A quelques centaines de mètres de l’UAA (Université Autonome d’Asunción), que vient d’intégrer Adelaida, se trouve l’INDI. L’INDI (Institut Paraguayen de l’Indigène) est chargée de garantir leurs droits aux peuples indigènes, notamment l’accès à leurs terres ancestrales comme le stipulent les conventions internationales dont le Paraguay est signataire. Mais elle ne remplit pas du tout ses fonctions. Pire, toute l’année devant le bâtiment de l’INDI dorment à même le trottoir des familles indigènes.

Ainsi, cette semaine s’y trouvaient des familles du peuple indigène mbya-guarani du département de Caaguazú. Pedro, leur cacique (leader), nous a raconté leur histoire. « Nous avons été expulsés de nos terres ancestrales il y a sept ans par un cultivateur de soja, un Brésilien, nous a-t-il détaillé. Depuis, nous errons, tantôt dans les champs près de nos terres ancestrales jusqu’à ce qu’on nous expulse de nouveau, tantôt dans les rues d’Asunción pour quémander des vivres aux fonctionnaires de l’INDI ou aux passants ».
Déforestation, spéculation, menaces en tout genre contre les indigènes du Paraguay
La moitie des indigènes du Paraguay ont été chassés de leurs terres ces dernières années par les grands propriétaires terriens.
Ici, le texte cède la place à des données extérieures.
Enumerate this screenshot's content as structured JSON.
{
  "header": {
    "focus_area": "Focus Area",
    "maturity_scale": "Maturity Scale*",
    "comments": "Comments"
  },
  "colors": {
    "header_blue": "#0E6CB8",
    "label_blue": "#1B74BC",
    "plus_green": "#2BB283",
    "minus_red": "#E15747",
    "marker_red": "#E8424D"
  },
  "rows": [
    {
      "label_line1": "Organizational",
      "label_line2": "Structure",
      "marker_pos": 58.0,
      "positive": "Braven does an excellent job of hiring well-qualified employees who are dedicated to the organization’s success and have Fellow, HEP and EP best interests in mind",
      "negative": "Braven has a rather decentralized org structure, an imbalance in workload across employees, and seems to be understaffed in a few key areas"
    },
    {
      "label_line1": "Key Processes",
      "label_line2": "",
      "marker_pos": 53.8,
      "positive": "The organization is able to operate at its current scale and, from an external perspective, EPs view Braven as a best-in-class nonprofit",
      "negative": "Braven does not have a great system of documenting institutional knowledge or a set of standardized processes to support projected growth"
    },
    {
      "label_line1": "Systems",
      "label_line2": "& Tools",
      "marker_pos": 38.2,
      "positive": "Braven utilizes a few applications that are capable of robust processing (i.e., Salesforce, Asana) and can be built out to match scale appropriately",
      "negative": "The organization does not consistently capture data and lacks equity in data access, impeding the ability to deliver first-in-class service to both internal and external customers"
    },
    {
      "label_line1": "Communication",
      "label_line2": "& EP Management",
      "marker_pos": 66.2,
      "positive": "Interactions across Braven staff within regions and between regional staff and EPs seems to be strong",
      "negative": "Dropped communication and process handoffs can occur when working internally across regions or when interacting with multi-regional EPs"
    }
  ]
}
Chasseurs-cueilleurs depuis toujours pour la plupart, leur mode de vie en a été bouleversé car ce sont deux visions du monde qui s’entrechoquent avec violence. D’un coté, celle des occidentaux, fondée sur le travail, la société marchande. De l’autre la cosmovision des indigènes qui, pour schématiser, ne font qu’un avec la nature, les plantes, les animaux.

Particulièrement touché, le Chaco, où vit le peuple Nivaklé d’Adelaida et Deisy, est une des régions du monde au taux de déforestation le plus élevé. Leurs familles ont donc dû radicalement changer de mode de vie en quelques années pour survivre sans l’apport de la forêt, qui leur procurait lieu de vie, alimentation et bien-être.
Le père d’Adelaida est alors devenu boulanger, la mère de Deisy est maintenant serveuse dans un restaurant. Tous deux travaillent non loin de Cayin o Clim, dans le bourg voisin de Neuland, fondé par des mennonites, protestants d’originaire allemande qui ont créé des villes en partant de zéro dans le Chaco abandonné par l’Etat paraguayen. Cette relative stabilité économique était la condition sine qua non pour que Deisy et Adelaida puissent venir étudier à Asunción car la bourse d’études qu’elles ont reçue couvre uniquement les frais de scolarité. Deisy est ainsi logée chez une vieille dame veuve en échange d’un peu de ménage et de quelques courses. Adelaida a trouvé quant à elle une chambre chez une famille qu’elle payera 500000 guaranies (environ 80 euros) par mois.
Elles se retrouvent tous les après-midi sur la place Italia, ilot de fraicheur d’une Asunción écrasée par la chaleur de l’été subtropical. Jeunes femmes issues d’une communauté indigène au Paraguay, Deisy et Adelaida partaient de très loin. Sans attendre rien de personne, elles ont pris leur destin en main.